Abstract

A Lower Ordovician age for the Oughterard Granite is established by Rb–Sr dating of magmatic white micas from pegmatites cutting two of the satellite bodies found 12–15 km west of the main granitic intrusions. These micas give a minimum age of c. 473 Ma for the emplacement of the satellite bodies, and for the completion of the D3 deformation in the Dalradian host rocks. The main granite intrusions are post-D4 in age, but some of the small outlying sheet-like intrusions are either deformed by D4 folds, or were present during this deformation and were responsible for the development of locally disharmonic D4 minor folds.

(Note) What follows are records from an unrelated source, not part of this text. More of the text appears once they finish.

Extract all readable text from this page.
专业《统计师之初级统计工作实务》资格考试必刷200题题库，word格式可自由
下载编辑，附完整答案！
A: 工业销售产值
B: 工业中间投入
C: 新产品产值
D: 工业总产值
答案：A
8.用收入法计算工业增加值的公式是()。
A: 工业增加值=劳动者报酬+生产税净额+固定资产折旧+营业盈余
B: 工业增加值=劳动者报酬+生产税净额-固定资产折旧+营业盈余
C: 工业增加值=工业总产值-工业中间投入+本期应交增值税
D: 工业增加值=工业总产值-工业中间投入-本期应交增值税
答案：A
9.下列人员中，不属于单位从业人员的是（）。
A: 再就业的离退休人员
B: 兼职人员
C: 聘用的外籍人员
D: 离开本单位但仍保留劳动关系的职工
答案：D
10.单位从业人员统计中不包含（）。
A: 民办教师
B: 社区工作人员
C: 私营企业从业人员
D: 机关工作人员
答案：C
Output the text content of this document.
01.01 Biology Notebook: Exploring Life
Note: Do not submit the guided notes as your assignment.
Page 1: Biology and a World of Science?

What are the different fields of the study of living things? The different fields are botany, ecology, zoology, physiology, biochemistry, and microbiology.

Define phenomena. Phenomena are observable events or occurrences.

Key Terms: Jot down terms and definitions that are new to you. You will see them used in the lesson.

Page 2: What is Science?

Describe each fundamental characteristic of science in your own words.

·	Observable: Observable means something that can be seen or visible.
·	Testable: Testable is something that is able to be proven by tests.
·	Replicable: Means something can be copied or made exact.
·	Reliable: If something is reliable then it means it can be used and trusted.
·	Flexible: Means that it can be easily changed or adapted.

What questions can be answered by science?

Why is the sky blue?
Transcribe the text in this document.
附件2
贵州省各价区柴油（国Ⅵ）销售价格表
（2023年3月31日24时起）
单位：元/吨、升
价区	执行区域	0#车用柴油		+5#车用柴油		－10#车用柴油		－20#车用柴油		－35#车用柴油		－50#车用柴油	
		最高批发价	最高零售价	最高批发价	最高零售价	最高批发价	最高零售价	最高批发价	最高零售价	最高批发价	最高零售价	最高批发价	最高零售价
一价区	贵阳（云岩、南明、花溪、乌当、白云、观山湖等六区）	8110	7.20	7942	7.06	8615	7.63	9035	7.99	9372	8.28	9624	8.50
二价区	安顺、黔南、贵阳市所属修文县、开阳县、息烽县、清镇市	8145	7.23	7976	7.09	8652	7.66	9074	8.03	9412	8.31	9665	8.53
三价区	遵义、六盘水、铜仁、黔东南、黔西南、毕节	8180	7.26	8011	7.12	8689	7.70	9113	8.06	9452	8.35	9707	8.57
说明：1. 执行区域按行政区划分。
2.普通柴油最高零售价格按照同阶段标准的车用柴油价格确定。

The correlation of the smaller granite bodies with the main bodies of Oughterard Granite is supported by their similar field appearance, petrography and trace element geochemistry. In common with other late orogenic granites, such as the 470 Ma Aberdeen Granite in NE Scotland, the Oughterard Granite is thought to have been part of a discontinuous magmatic arc, which formed along the southern margin of the Dalradian outcrop in Connemara and in NE Scotland in the early Ordovician. Members of the Oughterard Granite suite were emplaced during the final stages of the Grampian orogeny, from post-D3 to post-D4, while the country rocks were still at an elevated temperature (>500°C) following the peak of the regional metamorphism. The new minimum age of intrusion of c. 473 Ma, together with existing radiometric data, confirms that emplacement of the metagabbro and gneiss complex in southern Connemara, followed by the D3 structural and metamorphic events, all took place during a period of less than 20 Ma. © 1997 John Wiley & Sons, Ltd.